One single laugh bubbled out of my throat. Kye hummed her hilarity as well, keeping her face close to mine and our eyes as locked as possible. It was like she was studying me. The light brown forms of her irises probed the depths of my soul.

Inside my head, the white flame flared. It swirled and blazed with emotion I hadn’t felt from it before. Emotion that fell oddly in line with the fluttering of my heart at the same time.

As an instinct, the image of my wife came up. Lynn, I remembered through faded memories. But the details were even further out of reach now. They escaped me as if I was simply grasping at a ghost. And as the white flame latched onto it, the grating feeling returned. It came back to register some sort of incompatibility, almost like the memories of her I held onto were irreconcilable with my current life.

So I didn’t let that hold me back. My eyes scanned over Kye’s beautiful face only one more time before I took the plunge.

Before I knew it, my lips were pressed against hers. Blood pounded in my ears and the rational part of me screamed. I tuned both of the sounds out and focused on breathing instead. On falling into the rhythm as her gentle lips pressed against mine.
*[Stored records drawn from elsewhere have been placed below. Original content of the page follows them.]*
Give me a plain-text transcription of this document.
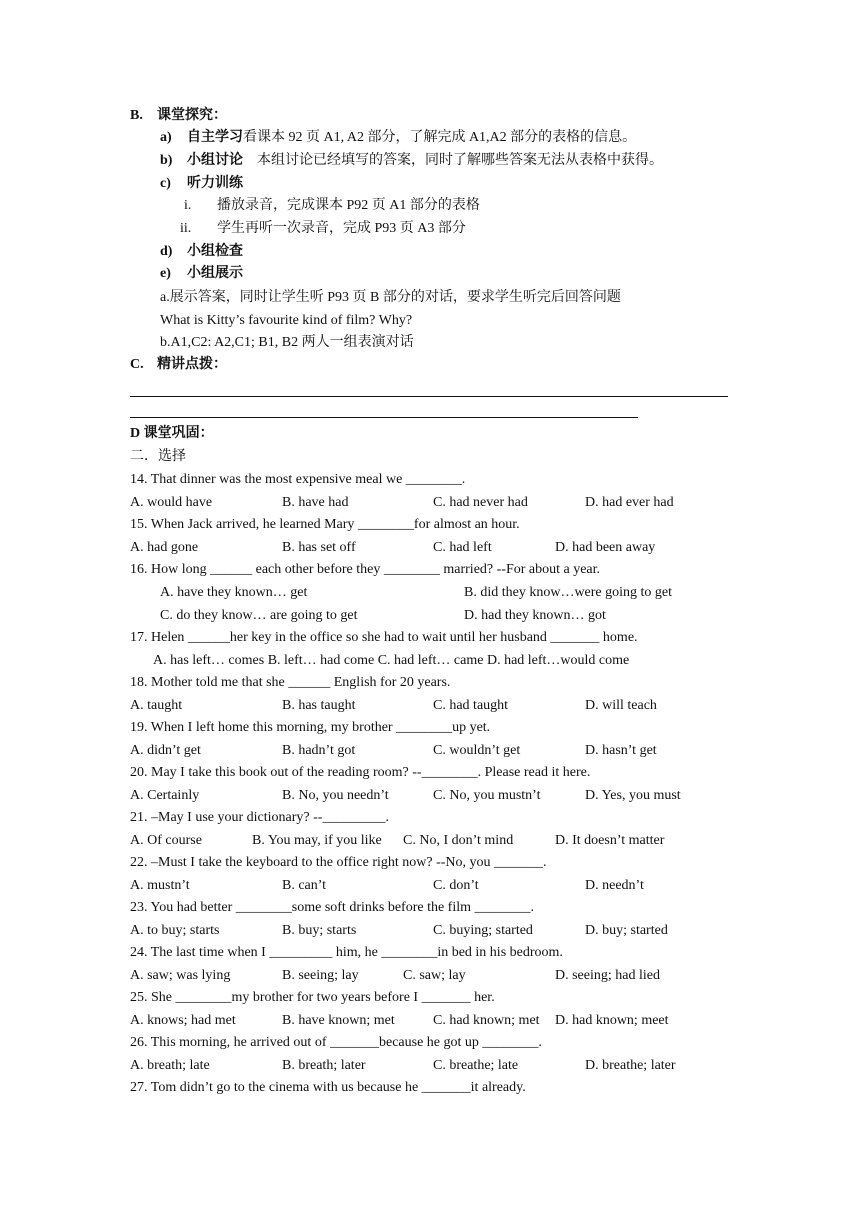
B. 课堂探究：
a) 自主学习看课本 92 页 A1, A2 部分，了解完成 A1,A2 部分的表格的信息。
b) 小组讨论 本组讨论已经填写的答案，同时了解哪些答案无法从表格中获得。
c) 听力训练
i. 播放录音，完成课本 P92 页 A1 部分的表格
ii. 学生再听一次录音，完成 P93 页 A3 部分
d) 小组检查
e) 小组展示
a.展示答案，同时让学生听 P93 页 B 部分的对话，要求学生听完后回答问题
What is Kitty’s favourite kind of film? Why?
b.A1,C2: A2,C1; B1, B2 两人一组表演对话
C. 精讲点拨：
D 课堂巩固：
二．选择
14. That dinner was the most expensive meal we ________.
A. would have	B. have had	C. had never had	D. had ever had
15. When Jack arrived, he learned Mary ________for almost an hour.
A. had gone	B. has set off	C. had left	D. had been away
16. How long ______ each other before they ________ married? --For about a year.
A. have they known… get	B. did they know…were going to get
C. do they know… are going to get	D. had they known… got
17. Helen ______her key in the office so she had to wait until her husband _______ home.
A. has left… comes B. left… had come C. had left… came D. had left…would come
18. Mother told me that she ______ English for 20 years.
A. taught	B. has taught	C. had taught	D. will teach
19. When I left home this morning, my brother ________up yet.
A. didn’t get	B. hadn’t got	C. wouldn’t get	D. hasn’t get
20. May I take this book out of the reading room? --________. Please read it here.
A. Certainly	B. No, you needn’t	C. No, you mustn’t	D. Yes, you must
21. –May I use your dictionary? --_________.
A. Of course	B. You may, if you like C. No, I don’t mind	D. It doesn’t matter
22. –Must I take the keyboard to the office right now? --No, you _______.
A. mustn’t	B. can’t	C. don’t	D. needn’t
23. You had better ________some soft drinks before the film ________.
A. to buy; starts	B. buy; starts	C. buying; started	D. buy; started
24. The last time when I _________ him, he ________in bed in his bedroom.
A. saw; was lying	B. seeing; lay	C. saw; lay	D. seeing; had lied
25. She ________my brother for two years before I _______ her.
A. knows; had met	B. have known; met	C. had known; met D. had known; meet
26. This morning, he arrived out of _______because he got up ________.
A. breath; late	B. breath; later	C. breathe; late	D. breathe; later
27. Tom didn’t go to the cinema with us because he _______it already.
As my eyes refocused, I saw the rare expression. Only this time, it was even closer to my face.

Surprise.

Kye’s eyes shot wide and her eyelids flitted, red rising over her face even faster than before. At once, my blood ran cold and I tore away, lip quivering. Her eyebrows dropped as I ended the brief kiss and berated myself for stupidity. My rational thoughts yelled at me for—

“What are you doing?” she asked. I cringed, looking up only to see an expectant gaze. “I thought we were…” Kye didn’t care to finish her sentence. I knew what she meant, anyway. And I was sure she knew that I knew.

Leaning forward again, she brushed her hand against my cheek and pulled me closer. Her mouth met mine another time. Our lips parted. The rhythm returned.
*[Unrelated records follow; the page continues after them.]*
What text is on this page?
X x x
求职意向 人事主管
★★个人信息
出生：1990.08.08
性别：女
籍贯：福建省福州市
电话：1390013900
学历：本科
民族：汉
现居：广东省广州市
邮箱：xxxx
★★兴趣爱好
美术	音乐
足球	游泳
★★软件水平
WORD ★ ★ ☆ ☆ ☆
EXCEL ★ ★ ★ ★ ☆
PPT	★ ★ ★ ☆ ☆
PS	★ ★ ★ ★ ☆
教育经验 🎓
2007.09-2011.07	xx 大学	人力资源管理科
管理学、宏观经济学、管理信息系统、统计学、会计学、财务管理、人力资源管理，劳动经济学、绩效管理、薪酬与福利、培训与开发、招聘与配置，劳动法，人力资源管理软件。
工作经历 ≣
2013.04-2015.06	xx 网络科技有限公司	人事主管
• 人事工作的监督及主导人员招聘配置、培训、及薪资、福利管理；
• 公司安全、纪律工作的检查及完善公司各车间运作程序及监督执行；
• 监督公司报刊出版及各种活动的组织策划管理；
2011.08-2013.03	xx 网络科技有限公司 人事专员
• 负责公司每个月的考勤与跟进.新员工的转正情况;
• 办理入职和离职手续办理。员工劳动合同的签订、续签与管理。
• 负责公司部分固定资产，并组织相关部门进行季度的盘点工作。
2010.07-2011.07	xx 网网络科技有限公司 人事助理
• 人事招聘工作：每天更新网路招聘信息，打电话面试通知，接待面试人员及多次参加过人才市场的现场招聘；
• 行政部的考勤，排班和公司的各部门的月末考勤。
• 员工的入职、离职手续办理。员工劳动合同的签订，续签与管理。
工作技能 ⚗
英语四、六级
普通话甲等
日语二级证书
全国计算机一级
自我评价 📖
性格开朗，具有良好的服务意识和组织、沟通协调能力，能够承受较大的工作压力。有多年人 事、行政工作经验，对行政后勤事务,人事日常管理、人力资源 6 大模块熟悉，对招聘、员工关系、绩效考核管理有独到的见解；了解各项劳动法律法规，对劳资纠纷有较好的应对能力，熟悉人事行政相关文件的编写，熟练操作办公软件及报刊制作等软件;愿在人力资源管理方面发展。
And that was all I focused on as the moments bled together. As time ceased having much meaning while passion flared in my chest. We simply moved in natural movements that, admittedly, weren’t always so natural. But I didn’t complain, and I didn’t hear her piping up either.

The rhythm continued, each breath feeling sweeter and sweeter as we—

“Oh what the hell is this?” a voice yelled. Lionel, I recognized in a single frozen moment.
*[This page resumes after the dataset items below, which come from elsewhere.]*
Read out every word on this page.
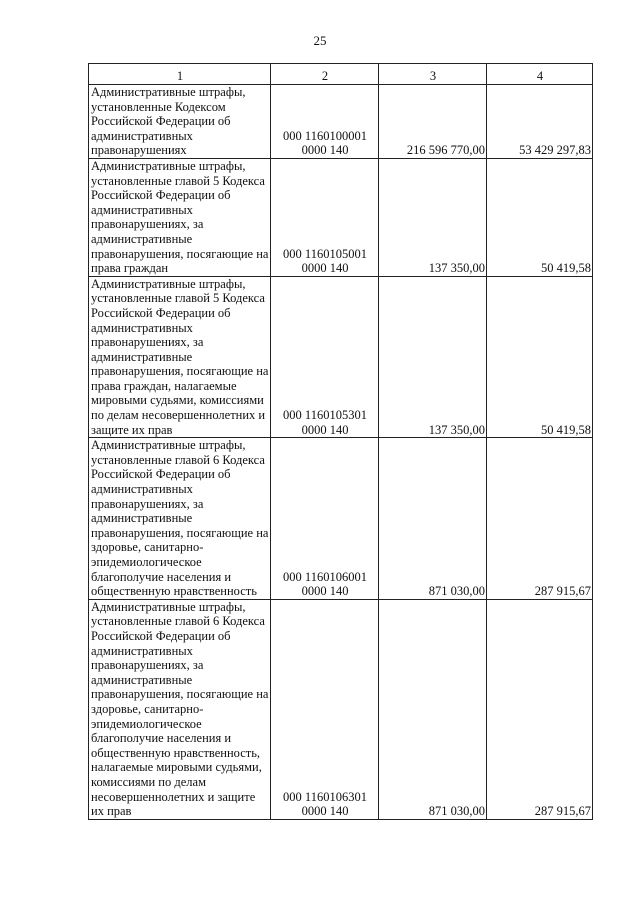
25
1	2	3	4
Административные штрафы, установленные Кодексом Российской Федерации об административных правонарушениях	000 1160100001 0000 140	216 596 770,00	53 429 297,83
Административные штрафы, установленные главой 5 Кодекса Российской Федерации об административных правонарушениях, за административные правонарушения, посягающие на права граждан	000 1160105001 0000 140	137 350,00	50 419,58
Административные штрафы, установленные главой 5 Кодекса Российской Федерации об административных правонарушениях, за административные правонарушения, посягающие на права граждан, налагаемые мировыми судьями, комиссиями по делам несовершеннолетних и защите их прав	000 1160105301 0000 140	137 350,00	50 419,58
Административные штрафы, установленные главой 6 Кодекса Российской Федерации об административных правонарушениях, за административные правонарушения, посягающие на здоровье, санитарно-эпидемиологическое благополучие населения и общественную нравственность	000 1160106001 0000 140	871 030,00	287 915,67
Административные штрафы, установленные главой 6 Кодекса Российской Федерации об административных правонарушениях, за административные правонарушения, посягающие на здоровье, санитарно-эпидемиологическое благополучие населения и общественную нравственность, налагаемые мировыми судьями, комиссиями по делам несовершеннолетних и защите их прав	000 1160106301 0000 140	871 030,00	287 915,67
Before I could so much as form a rational thought, Kye and I had torn apart. I whipped my head around, flustered. In the corner of my eye, Kye did the same thing. Except she wasn’t unnerved. Her face fell into natural focus, and the air even lightened as she started casting on instinct.

It was pointless, though. No matter what I’d feared, Lionel wasn’t looking at us.

The bandaged-up ranger was standing, but he was staring at someone else entirely. Another knight, I noted lazily as my pulse stopped thundering. As the fire in my blood burned away, exhaustion’s roots grabbed hold of me again.

Lionel kept yelling, and the knight he was yelling at rose to retort. I didn’t listen to either of them; there was no reason to. I turned back to Kye instead.

She was shaking her head and chuckling softly. It took her far too many moments to realize I was staring at her, and she only raised her eyebrows when she did.

“What?” she asked.

My eyebrows dropped and I ran a hand through my hair.

Her expression dropped. “Oh. Yeah. Maybe…” She lowered her voice. “Another time, right? One where we’re not surrounded by knights on all sides.”

Reluctantly, I nodded. “One where we’re not technically in grave danger.”

“Right,” Kye answered. “Even though neither of us are on watch we still…”

I threw up a hand. “Yeah. Can’t take chances.” A single sniffle as my lips grew back into a smile. “Another time.”

Kye nodded. Then smiled at me and slowly turned back around to watch Lionel’s apparent argument. I let her do it and just sighed to myself before slumping back onto my bedroll.

The fatigue didn’t make it hard to find comfort. I was starting to doze within minutes.

And despite the bland stone filling my vision from above, I couldn’t quite keep the smile off my face.